Calculate the pH of a solution prepared by mixing 200.0 mL of 0.100 M NaOH with 150.0 mL of
0.200 M oxalic acid (H2A). Ka1 = 5.62 × 10−2
, Ka2 = 7.24 × 10−5
To solve this problem, we need to determine the concentration of H+ ions in the solution.
First, let's calculate the moles of NaOH:
moles of NaOH = volume of NaOH (in L) x concentration of NaOH
moles of NaOH = 0.200 L x 0.100 M
moles of NaOH = 0.020 mol
Next, let's calculate the moles of H2A:
moles of H2A = volume of H2A (in L) x concentration of H2A
moles of H2A = 0.150 L x 0.200 M
moles of H2A = 0.030 mol
Since oxalic acid is a diprotic acid, it can donate two protons (H+) in a reaction. The first hydrogen ion has Ka1 = 5.62 x 10^-2, and the second hydrogen ion has Ka2 = 7.24 x 10^-5.
Let's start by calculating the concentration of the first dissociation product (H+ and H2A-) using the equation for Ka1:
Ka1 = [H+][H2A-] / [H2A]
We assume that the concentration of [H2A] is equal to the initial concentration of H2A, since the dissociation is relatively small.
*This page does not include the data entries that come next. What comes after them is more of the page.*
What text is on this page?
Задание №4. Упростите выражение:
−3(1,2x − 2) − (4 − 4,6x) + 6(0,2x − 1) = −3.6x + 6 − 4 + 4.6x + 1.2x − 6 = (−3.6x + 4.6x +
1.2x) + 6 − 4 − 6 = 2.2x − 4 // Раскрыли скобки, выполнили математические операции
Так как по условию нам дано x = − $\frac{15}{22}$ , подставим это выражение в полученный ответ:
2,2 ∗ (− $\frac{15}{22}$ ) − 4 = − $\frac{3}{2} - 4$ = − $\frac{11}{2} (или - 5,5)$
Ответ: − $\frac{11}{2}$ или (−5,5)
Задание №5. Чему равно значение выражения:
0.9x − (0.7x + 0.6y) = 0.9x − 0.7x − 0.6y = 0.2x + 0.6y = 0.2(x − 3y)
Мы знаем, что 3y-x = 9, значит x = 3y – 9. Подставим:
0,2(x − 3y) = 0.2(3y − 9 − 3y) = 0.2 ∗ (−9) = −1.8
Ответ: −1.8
5.62 x 10^-2 = [H+][H2A-] / 0.030
[H+][H2A-] = 5.62 x 10^-2 * 0.030
[H+][H2A-] = 1.686 x 10^-3
The concentration of [H2A-] is equal to the concentration of [H+], so we can rewrite the equation as:
[H+]^2 = 1.686 x 10^-3
[H+] = √(1.686 x 10^-3)
[H+] ≈ 4.1 x 10^-2
Now, let's calculate the concentration of the second dissociation product (H+ and A2-) using the equation for Ka2:
Ka2 = [H+][A2-] / [HA-]
Since the concentration of [HA-] is equal to the initial concentration of H2A, we can substitute it in the equation:
7.24 x 10^-5 = [H+][A2-] / 0.030
[H+][A2-] = 7.24 x 10^-5 * 0.030
[H+][A2-] = 2.172 x 10^-6
The concentration of [H+], which is equal to the concentration of [A2-], is:
[H+] = √(2.172 x 10^-6)
[H+] ≈ 4.7 x 10^-3
Since both Ka values are relatively small, we can assume that the concentration of [H+] is equal to the concentration of [H2A-] in the final solution.
Now, let's calculate the total volume of the solution:
Total volume = volume of NaOH + volume of H2A
Total volume = 0.200 L + 0.150 L
Total volume = 0.350 L
To find the concentration of [H+], we divide the moles of H+ by the total volume:
[H+] concentration = (moles of H+) / (total volume)
[H+] concentration = (0.020 mol + 4.7 x 10^-3 mol) / 0.350 L
[H+] concentration = 5.7 x 10^-2 M
Finally, let's calculate the pH of the solution:
pH = -log[H+]
pH = -log(5.7 x 10^-2)
pH ≈ 1.24
Therefore, the pH of the solution is approximately 1.24.